Facebook touts unsupervised voice biometrics, AI infrastructure could speed things up
Voice biometrics were already poised to shoot past the underwhelming roles it performs today, and a new announcement by Facebook AI could prove to be an even bigger growth accelerator.
Executives at the AI lab for Facebook say in a marketing post that they have developed speech tools that are trained without supervision. Not only is the advance billed as making the creation of speech recognition systems faster and less expensive, it is supposed to do so for all languages and dialects.

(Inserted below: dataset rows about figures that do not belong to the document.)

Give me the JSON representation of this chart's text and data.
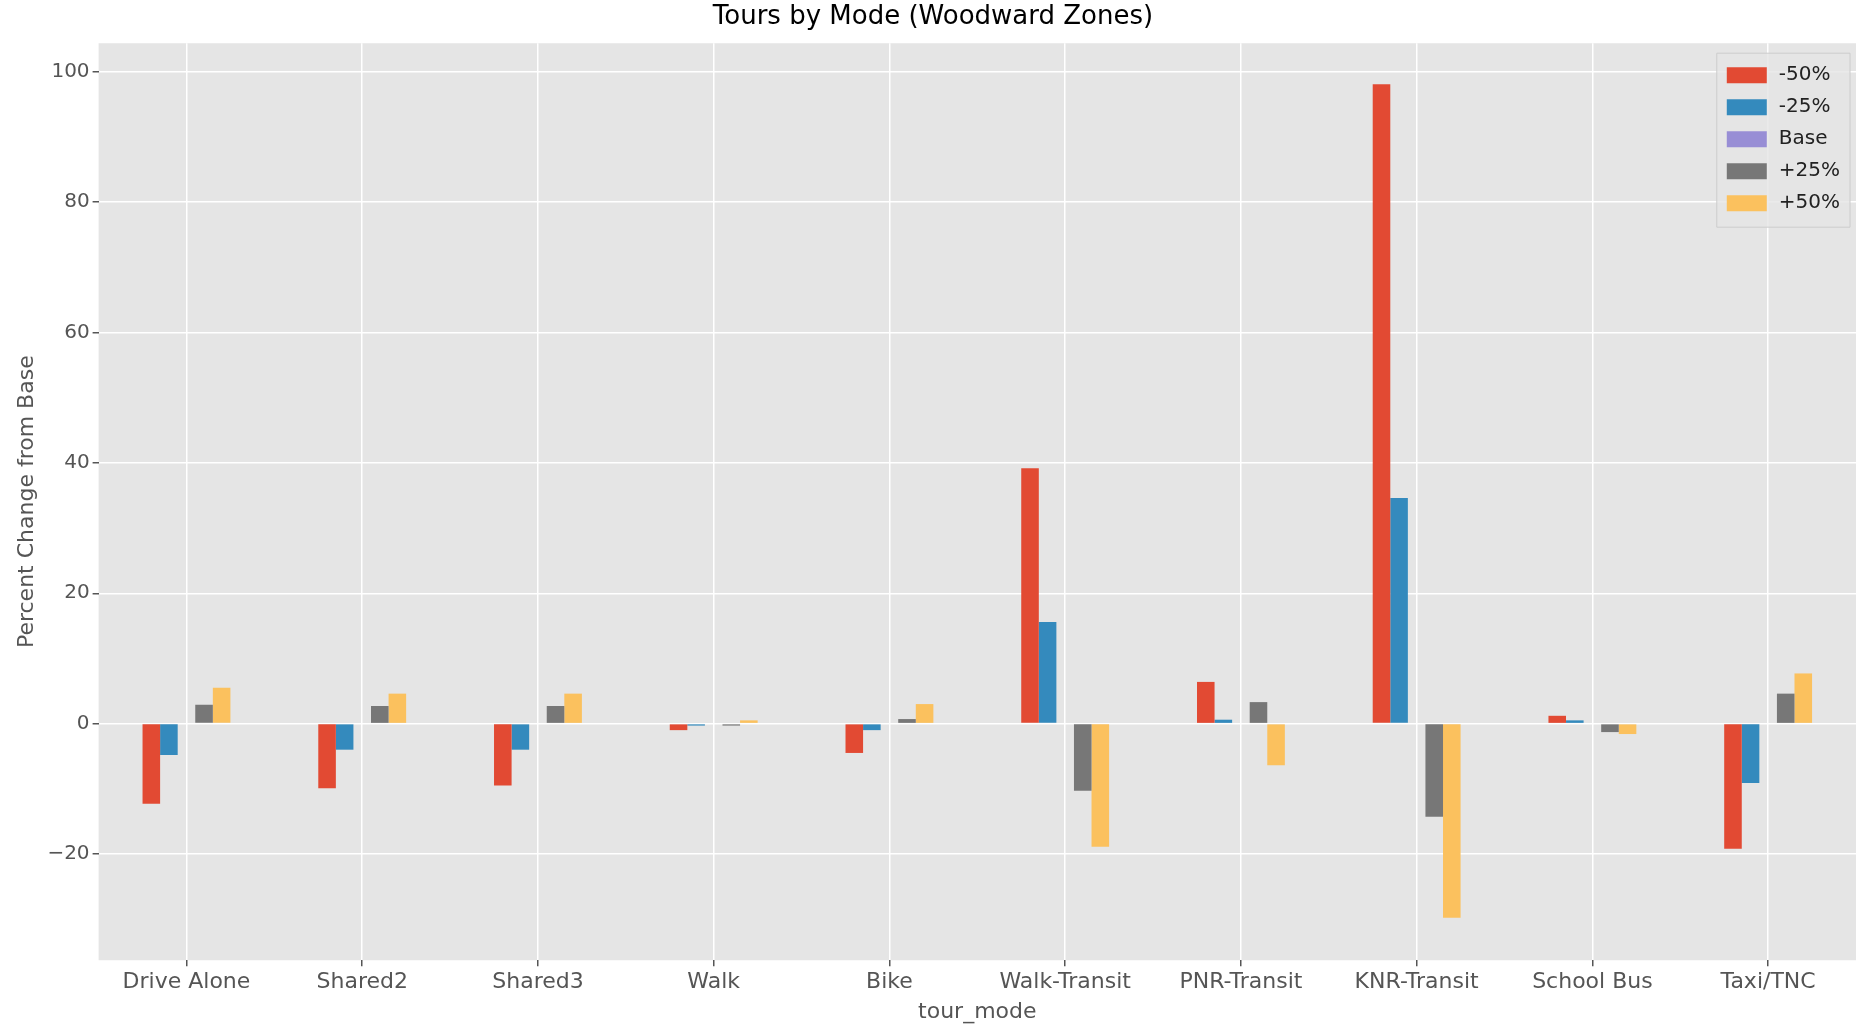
{
  "chart_data": {
    "type": "bar",
    "title": "Tours by Mode (Woodward Zones)",
    "xlabel": "tour_mode",
    "ylabel": "Percent Change from Base",
    "categories": [
      "Drive Alone",
      "Shared2",
      "Shared3",
      "Walk",
      "Bike",
      "Walk-Transit",
      "PNR-Transit",
      "KNR-Transit",
      "School Bus",
      "Taxi/TNC"
    ],
    "series": [
      {
        "name": "-50%",
        "color": "#e24a33",
        "values": [
          -12.3,
          -9.9,
          -9.5,
          -1.0,
          -4.5,
          39.2,
          6.4,
          98.1,
          1.2,
          -19.2
        ]
      },
      {
        "name": "-25%",
        "color": "#348abd",
        "values": [
          -4.8,
          -4.0,
          -4.0,
          -0.3,
          -1.0,
          15.6,
          0.6,
          34.6,
          0.5,
          -9.1
        ]
      },
      {
        "name": "Base",
        "color": "#988ed5",
        "values": [
          0,
          0,
          0,
          0,
          0,
          0,
          0,
          0,
          0,
          0
        ]
      },
      {
        "name": "+25%",
        "color": "#777777",
        "values": [
          2.9,
          2.7,
          2.7,
          -0.3,
          0.7,
          -10.3,
          3.3,
          -14.3,
          -1.3,
          4.6
        ]
      },
      {
        "name": "+50%",
        "color": "#fbc15e",
        "values": [
          5.5,
          4.6,
          4.6,
          0.5,
          3.0,
          -18.9,
          -6.4,
          -29.8,
          -1.6,
          7.7
        ]
      }
    ],
    "ylim": [
      -36.3,
      104.4
    ],
    "yticks": [
      -20,
      0,
      20,
      40,
      60,
      80,
      100
    ],
    "grid": true,
    "legend": "top right"
  }
}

The announcement comes as edge computing is being deployed to process voice recognition and other compute-intensive tasks. Taking most of that work out of the cloud increases operating speeds, something that will be critical to broader and deeper roles for voice biometrics vehicles, for example.

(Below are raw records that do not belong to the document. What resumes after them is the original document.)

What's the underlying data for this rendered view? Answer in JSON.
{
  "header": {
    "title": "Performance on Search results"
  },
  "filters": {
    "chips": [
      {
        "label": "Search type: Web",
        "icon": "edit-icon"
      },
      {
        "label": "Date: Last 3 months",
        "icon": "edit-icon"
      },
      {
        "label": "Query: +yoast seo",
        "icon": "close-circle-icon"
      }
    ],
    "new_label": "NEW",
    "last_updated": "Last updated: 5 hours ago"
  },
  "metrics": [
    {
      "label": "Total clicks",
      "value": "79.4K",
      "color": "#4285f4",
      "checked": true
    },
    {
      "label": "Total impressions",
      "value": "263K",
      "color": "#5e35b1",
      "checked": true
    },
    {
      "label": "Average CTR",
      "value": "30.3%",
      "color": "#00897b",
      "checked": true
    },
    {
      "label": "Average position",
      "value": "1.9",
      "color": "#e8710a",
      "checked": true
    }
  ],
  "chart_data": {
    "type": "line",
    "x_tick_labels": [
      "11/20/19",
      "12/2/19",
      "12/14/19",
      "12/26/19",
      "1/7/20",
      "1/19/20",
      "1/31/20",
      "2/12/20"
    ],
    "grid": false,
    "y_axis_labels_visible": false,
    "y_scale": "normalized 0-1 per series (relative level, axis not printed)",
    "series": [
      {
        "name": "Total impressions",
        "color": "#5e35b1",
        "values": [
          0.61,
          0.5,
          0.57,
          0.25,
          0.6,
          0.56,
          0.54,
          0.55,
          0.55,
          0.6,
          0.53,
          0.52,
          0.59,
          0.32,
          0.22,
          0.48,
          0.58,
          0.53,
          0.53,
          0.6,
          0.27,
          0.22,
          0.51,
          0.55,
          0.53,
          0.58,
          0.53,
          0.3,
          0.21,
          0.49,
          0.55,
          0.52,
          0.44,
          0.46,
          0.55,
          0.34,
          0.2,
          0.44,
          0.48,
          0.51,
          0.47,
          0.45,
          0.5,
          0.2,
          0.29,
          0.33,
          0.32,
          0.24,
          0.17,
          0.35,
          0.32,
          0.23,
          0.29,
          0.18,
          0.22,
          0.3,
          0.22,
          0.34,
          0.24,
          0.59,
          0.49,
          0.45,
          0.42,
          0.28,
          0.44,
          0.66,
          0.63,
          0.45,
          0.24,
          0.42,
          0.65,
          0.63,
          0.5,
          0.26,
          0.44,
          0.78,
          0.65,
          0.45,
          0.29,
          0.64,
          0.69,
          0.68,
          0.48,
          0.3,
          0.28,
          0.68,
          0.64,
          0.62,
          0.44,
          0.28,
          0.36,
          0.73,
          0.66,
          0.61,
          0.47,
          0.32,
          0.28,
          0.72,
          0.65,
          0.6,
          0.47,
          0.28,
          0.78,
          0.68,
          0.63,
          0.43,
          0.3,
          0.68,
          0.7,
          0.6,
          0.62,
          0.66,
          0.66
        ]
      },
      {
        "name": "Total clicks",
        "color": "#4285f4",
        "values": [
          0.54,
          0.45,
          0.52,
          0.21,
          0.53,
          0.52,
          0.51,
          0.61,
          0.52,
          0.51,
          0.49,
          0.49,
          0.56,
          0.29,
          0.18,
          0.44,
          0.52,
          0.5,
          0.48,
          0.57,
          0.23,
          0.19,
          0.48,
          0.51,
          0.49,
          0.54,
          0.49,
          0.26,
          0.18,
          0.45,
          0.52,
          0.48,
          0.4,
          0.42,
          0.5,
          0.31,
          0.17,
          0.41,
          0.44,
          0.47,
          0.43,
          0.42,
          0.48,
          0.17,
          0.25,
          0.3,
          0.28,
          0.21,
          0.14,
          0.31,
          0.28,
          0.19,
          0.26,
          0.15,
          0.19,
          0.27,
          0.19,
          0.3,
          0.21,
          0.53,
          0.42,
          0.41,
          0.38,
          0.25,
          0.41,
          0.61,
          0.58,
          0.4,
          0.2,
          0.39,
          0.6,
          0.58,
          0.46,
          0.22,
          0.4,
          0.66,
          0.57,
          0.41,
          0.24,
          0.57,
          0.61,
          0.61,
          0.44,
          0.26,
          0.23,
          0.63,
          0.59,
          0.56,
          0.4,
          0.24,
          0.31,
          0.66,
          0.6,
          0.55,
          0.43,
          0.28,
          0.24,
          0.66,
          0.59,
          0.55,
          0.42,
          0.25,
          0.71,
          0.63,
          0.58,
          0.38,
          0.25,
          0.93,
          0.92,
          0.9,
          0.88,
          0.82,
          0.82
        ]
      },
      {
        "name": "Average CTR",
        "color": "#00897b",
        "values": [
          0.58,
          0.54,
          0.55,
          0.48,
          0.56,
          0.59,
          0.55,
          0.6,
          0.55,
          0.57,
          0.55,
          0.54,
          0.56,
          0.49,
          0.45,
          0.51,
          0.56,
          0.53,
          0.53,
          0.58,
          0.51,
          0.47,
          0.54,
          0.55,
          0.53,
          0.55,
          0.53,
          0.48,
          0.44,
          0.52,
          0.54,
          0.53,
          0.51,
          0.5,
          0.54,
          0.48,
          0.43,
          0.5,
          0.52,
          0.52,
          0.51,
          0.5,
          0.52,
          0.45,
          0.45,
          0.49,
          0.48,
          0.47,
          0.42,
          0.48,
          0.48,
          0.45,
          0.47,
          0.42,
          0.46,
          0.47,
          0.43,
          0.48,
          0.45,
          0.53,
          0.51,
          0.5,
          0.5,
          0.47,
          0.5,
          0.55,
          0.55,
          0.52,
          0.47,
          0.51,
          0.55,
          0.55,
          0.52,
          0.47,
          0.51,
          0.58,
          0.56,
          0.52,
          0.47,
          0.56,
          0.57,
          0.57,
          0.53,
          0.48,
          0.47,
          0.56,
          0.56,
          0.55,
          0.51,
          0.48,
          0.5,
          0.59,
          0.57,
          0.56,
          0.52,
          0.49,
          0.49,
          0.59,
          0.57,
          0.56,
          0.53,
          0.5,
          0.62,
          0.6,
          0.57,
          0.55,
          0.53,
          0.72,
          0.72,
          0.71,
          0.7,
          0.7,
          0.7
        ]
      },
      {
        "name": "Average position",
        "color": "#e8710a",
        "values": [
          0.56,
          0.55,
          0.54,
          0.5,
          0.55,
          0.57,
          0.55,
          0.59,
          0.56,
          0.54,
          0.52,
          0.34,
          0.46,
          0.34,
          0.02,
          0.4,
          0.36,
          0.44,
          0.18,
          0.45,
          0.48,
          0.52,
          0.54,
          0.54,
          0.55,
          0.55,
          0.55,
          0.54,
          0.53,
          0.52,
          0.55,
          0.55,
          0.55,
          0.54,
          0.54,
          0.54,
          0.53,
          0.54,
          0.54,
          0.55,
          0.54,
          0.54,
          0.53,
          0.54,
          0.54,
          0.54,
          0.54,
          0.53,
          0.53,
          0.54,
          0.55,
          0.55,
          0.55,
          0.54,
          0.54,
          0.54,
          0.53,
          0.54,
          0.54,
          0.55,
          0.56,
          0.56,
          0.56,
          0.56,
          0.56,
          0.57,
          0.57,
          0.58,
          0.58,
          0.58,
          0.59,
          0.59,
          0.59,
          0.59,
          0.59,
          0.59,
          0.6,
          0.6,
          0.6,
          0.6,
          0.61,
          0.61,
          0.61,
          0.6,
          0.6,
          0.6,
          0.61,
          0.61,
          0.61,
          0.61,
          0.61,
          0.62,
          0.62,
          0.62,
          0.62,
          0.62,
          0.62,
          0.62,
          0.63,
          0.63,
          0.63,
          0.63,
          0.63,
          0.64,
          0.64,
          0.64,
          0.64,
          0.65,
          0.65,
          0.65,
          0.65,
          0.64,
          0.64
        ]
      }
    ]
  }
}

In a paper posted by the lab, company scientists write that wav2vec-U (for unsupervised) trains speech recognition models without labeled data. That is, no human text-to-speech input is required — wav2vec-U works with unlabeled speech audio recordings and unlabeled text.
This is the third iteration of wav2vec but the first that requires no supervision, according to Facebook AI, and it is open to all developers via GitHub.
The algorithm learns speech structure from voice recordings. The recordings are segmented at the phonetic level and fed to the self-supervised model. A generative adversarial, or generator and discriminator, network is trained to recognize recorded words.
According to Facebook AI, wav2vec-U was tested on the TIMIT benchmark, and it cut the error rate by 57 percent compared with “the next best unsupervised method.”
Market research firm ReportLinker is predicting that the global market for conventional voice biometrics will have more than tripled compared to 2020. Then, the market was about $1 billion, and it is predicted to top $3.4 billion in 2025.